Sul caso del tramonto dello stabilimento TD Bosch di Bari, è utile chiedersi cosa ci stia dicendo la crisi dell’industria. Al di là delle indiscusse cause esogene relative alla competizione del mercato internazionale e agli asset che lo guidano - quali i prezzi della manodopera, la carenza delle infrastrutture e dei servizi connessi, i tempi e le complicazioni della burocrazia italiana -, abbiamo da porci una domanda sul ruolo della politica riguardo la presenza di un modello organizzativo strutturale nel nostro territorio: la piccola e media impresa. È indubbio che gran parte dell’economia si è basata negli ultimi anni soprattutto su di essa e non solo sull’indotto delle industrie dei settori più trainanti.
Dall’analisi di Guglielmo Forges Davanzati, infatti, del 28 di questo mese su «La Gazzetta del Mezzogiorno», sappiamo che è esistita una politica economica che ha inteso finanziare le industrie di stato e che queste ultime hanno registrato un rialzo successivamente agli investimenti (Cassa per il Mezzogiorno 1950) con una decrescita nel corso dei successivi cinquanta anni circa.
Qual è il bilancio di sostenibilità degli insediamenti industriali nel nostro territorio, che a seguito di anni in crescita, a beneficio di gran parte della popolazione italiana, hanno mostrato una grandissima vulnerabilità proprio a causa della loro dimensione e della mancanza di flessibilità richiesta dal cambiamento strategico e organizzativo in breve tempo, in prossimità delle crisi internazionali e della liberalizzazione e globalizzazione dei mercati?
Senza considerare – sempre secondo Forges Davanzati – «le privatizzazioni crescenti e la mancanza di investimenti in ricerca e sviluppo che le ha rese dipendenti tecnologicamente e politicamente dall’estero». La politica ha sempre saputo tutelare i grandi investitori, i colossi dell’industria nostrana per un interesse diretto al territorio.

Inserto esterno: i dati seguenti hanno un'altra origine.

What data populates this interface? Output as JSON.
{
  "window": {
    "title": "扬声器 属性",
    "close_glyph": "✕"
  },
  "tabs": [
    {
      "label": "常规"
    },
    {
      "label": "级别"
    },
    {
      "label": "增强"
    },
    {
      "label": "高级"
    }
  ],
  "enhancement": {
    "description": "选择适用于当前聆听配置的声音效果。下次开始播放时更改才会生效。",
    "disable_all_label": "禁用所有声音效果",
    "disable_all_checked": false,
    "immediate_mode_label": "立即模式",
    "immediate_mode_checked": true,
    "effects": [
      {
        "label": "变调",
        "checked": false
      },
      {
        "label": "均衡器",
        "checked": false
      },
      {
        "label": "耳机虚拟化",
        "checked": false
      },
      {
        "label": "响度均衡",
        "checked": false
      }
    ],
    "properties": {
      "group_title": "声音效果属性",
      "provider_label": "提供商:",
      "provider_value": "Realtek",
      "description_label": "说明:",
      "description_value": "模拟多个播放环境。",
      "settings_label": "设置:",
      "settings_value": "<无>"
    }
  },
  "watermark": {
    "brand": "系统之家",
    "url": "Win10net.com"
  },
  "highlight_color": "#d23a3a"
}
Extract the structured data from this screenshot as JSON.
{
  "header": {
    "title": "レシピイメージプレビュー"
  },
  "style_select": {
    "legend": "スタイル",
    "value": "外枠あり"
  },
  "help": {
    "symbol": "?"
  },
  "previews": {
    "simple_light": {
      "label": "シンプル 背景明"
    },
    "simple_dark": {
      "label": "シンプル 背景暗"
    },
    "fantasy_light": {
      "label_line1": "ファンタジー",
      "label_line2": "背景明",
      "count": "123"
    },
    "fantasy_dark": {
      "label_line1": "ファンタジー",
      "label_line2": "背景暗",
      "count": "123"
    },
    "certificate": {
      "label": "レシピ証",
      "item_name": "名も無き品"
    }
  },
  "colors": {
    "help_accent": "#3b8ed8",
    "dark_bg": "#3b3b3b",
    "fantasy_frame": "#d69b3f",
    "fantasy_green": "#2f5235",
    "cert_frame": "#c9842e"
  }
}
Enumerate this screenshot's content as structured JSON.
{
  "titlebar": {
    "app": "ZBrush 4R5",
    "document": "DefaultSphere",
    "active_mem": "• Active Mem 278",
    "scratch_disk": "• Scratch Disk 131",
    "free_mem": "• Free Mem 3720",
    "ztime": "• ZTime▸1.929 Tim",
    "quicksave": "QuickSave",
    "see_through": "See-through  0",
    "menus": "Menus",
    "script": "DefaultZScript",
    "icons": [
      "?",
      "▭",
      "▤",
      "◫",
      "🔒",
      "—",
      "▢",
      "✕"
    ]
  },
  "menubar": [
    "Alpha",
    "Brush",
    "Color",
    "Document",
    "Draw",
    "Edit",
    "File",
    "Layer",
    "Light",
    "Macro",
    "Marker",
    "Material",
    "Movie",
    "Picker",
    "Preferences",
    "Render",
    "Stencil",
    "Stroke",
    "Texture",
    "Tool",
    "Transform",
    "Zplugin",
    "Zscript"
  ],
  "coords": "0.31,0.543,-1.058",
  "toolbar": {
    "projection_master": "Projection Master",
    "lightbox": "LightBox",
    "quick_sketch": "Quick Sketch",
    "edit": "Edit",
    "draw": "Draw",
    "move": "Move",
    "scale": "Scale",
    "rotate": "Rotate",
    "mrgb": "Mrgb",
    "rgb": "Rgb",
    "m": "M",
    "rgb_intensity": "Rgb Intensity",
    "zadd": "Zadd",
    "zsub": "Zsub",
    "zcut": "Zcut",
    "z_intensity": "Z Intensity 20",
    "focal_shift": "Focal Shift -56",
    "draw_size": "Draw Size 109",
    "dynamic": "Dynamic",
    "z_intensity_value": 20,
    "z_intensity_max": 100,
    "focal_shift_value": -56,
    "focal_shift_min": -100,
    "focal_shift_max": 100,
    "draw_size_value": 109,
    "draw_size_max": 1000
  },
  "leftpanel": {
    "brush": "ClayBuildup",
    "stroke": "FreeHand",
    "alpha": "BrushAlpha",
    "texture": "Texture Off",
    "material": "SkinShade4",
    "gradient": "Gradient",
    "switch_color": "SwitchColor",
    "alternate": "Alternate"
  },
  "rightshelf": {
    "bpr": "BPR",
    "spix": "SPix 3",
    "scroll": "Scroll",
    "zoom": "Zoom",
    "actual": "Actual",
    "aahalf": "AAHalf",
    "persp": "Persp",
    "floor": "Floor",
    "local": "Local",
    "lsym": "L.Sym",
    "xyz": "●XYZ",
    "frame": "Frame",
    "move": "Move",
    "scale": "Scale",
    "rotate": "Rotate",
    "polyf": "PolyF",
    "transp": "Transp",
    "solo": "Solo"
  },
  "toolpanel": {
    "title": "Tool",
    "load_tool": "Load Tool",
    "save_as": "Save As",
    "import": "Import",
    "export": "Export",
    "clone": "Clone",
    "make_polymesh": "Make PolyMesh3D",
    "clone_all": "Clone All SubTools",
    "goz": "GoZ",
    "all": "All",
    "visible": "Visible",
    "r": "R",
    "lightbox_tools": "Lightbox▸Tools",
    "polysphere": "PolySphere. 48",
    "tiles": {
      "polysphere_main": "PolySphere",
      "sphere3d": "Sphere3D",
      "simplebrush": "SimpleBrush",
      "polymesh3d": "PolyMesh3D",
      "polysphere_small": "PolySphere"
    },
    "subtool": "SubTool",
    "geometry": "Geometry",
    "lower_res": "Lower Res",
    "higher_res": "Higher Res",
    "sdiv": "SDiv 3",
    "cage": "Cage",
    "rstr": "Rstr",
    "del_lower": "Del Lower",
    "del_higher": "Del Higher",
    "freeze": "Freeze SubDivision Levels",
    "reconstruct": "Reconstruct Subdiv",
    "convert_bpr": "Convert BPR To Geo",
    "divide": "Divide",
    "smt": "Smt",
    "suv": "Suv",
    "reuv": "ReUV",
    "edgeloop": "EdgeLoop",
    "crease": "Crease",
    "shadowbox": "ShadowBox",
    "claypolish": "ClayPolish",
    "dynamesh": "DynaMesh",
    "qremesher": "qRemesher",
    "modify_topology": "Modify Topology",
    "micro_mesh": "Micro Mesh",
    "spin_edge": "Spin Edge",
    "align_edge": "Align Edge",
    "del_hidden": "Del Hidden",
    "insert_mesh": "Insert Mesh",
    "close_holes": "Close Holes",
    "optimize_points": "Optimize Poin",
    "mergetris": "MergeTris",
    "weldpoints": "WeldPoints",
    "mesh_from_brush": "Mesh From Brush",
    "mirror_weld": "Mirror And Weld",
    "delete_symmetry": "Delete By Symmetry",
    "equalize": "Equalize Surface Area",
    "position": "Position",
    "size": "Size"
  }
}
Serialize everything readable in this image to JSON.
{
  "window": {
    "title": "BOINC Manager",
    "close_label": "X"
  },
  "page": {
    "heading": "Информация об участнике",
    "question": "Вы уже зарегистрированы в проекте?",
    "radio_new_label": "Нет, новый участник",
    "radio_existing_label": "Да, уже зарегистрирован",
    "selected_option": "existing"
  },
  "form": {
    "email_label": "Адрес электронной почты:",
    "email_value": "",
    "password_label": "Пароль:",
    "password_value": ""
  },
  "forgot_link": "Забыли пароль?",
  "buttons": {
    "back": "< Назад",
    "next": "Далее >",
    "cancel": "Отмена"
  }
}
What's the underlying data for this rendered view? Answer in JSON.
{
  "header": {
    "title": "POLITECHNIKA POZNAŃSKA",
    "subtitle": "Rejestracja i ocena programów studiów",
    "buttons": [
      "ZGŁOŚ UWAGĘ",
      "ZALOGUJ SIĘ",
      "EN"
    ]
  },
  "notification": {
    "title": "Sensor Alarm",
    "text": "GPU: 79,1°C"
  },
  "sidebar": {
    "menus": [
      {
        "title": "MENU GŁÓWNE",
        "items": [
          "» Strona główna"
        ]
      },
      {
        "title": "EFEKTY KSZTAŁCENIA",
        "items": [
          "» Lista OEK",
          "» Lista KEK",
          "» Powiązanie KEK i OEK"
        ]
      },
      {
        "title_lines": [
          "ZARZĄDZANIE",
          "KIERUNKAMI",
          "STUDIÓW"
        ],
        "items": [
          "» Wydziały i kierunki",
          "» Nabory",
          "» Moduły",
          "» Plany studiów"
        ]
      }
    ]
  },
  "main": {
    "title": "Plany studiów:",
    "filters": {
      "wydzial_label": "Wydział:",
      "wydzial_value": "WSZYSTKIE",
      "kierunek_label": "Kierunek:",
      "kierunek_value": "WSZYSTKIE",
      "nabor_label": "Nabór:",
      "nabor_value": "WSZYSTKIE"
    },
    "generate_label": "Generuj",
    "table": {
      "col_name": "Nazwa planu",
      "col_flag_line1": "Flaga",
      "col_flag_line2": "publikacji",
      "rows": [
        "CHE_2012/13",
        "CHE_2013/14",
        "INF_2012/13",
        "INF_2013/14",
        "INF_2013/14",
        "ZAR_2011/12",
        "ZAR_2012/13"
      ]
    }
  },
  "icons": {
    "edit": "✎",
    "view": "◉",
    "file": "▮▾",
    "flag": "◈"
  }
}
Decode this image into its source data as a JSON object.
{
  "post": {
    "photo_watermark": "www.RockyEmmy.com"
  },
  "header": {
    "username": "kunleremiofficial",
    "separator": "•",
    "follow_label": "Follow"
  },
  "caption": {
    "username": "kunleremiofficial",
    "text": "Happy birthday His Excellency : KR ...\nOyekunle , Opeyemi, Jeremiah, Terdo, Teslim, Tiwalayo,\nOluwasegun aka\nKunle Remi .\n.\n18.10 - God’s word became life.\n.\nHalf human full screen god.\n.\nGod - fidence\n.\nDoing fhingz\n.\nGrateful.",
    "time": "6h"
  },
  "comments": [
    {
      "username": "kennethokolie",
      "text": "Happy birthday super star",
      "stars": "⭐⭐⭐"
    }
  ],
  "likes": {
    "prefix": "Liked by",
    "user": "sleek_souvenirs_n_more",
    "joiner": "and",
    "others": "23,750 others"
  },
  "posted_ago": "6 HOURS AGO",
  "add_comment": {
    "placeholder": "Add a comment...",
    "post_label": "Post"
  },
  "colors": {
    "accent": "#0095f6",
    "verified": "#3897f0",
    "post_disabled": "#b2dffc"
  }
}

Tuttavia, forse è ora di chiedersi se la politica non debba anche procedere ad una scommessa più specifica e strutturata atta a salvaguardare e stimolare l’economia dei modelli esistenti che se pure più piccoli, rappresentano una sicurezza e una stabilità continuativa e stabile nel tempo.
In Italia abbiamo anche una forte vocazione imprenditoriale di piccole e medie imprese a carattere famigliare. Sappiamo che in Puglia sono presenti 6.363 unità (Confindustria 2022) tra Start-up, Pmi consolidate e imprese famigliari e Pmi parte di gruppi multinazionali con un approccio locale.
Sono presenti in misura maggiore nel Sud Italia, sorte a partire dal periodo di forte crisi e della ricostruzione industriale nella seconda metà degli anni ‘60, chiuso al ciclo espansivo dal periodo della ricostruzione post-bellica. Quindi le Pmi continuano ad essere solo un prodotto della crisi fordista degli anni ‘70, contrapponendo alla rigidità dell’epoca un modello di industria flessibile e specializzata (Castronovo, 1999)?
Superando infatti i fattori principali di povertà e di arretratezza del nostro tessuto imprenditoriale (Bevilacqua 1993) - le carenze strutturali, l’isolamento delle imprese, la sfiducia nelle politiche di coesione e aggregazione territoriale, da cui è derivata una povertà culturale più che economica-, possiamo affermare che il modello della Pmi è un sistema organizzato che trova nella sua tipicità e nelle qualità di una organizzazione del lavoro e della produzione tipica locale, un proprio motivo di eccellenza, al pari di un modello strutturato più grande.
Se le Pmi prendono distanze da quello che Bagnasco definiva il familismo amorale descritto come la massimizzazione dell’interesse soggettivo e materiale del nucleo familiare anche a discapito della comunità allargata, originario del clientelismo, dei patriottismi, dei clan familiari antagonisti in lotta per il potere personale, sindacale e associativo, si richiama l’urgenza di pensare a una nuova politica economica che riconsidera il valore e il potenziale di reti territoriali per lo sviluppo, accordi di filiera e potenziamento di un piano strategico che le consideri centro propulsivo dello sviluppo economico a partire dalle specificità territoriali.
Si rende necessario investire, altresì, sulla cultura aggregativa e associativa interna ed esterna alle organizzazioni, recuperando i valori che oggi superano il concetto di economia capitalistica e si orientano a virtuosismi pratici, oramai anche certificati (Benefit, di Genere etc.) che ne attestano la sostenibilità (finanziaria, di governance, ambientale e sociale).